Evaluating Non–Statistically Significant Results From Trials in Practice—Reply

Author Affiliations
  • 1Medical Research Institute of New Zealand, Wellington, New Zealand
  • 2Alfred Hospital Intensive Care Unit, Alfred Hospital, Melbourne, Victoria, Australia
  • 3Department of Intensive Care, Rigshospitalet, Copenhagen, Denmark
JAMA. 2020;324(16):1680. doi:10.1001/jama.2020.15657

In Reply We submit that clinicians have a responsibility to evaluate major clinical trials and, at times, to implement their findings in advance of clinical guidelines being produced by scientific societies and government agencies. In our Viewpoint,1 we sought to provide a framework for them to do this in situations in which actionable findings might be hidden behind a non–statistically significant primary outcome.

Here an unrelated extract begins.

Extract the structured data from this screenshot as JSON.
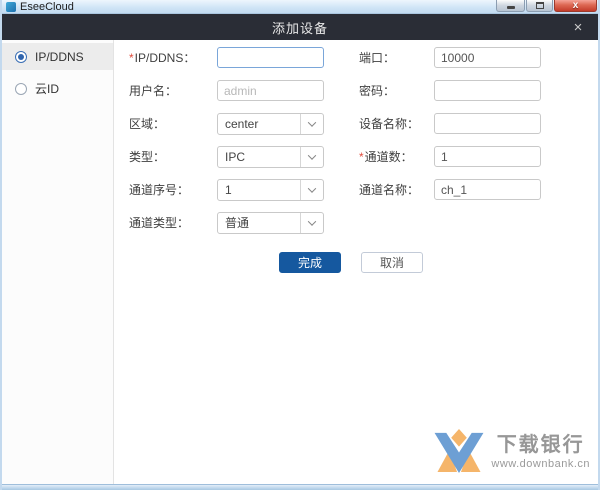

We agree with Dr Piovani and colleagues that when deciding whether to implement clinical trial findings, outcomes that matter to patients are the most important. However, because data pertaining to all potentially important outcomes are often not available, clinicians must make decisions about evidence under conditions of uncertainty. We consider that they should do so based on an assessment of the probability that a particular treatment will result in a net benefit for a patient, focusing first on outcomes that are likely to matter to patients.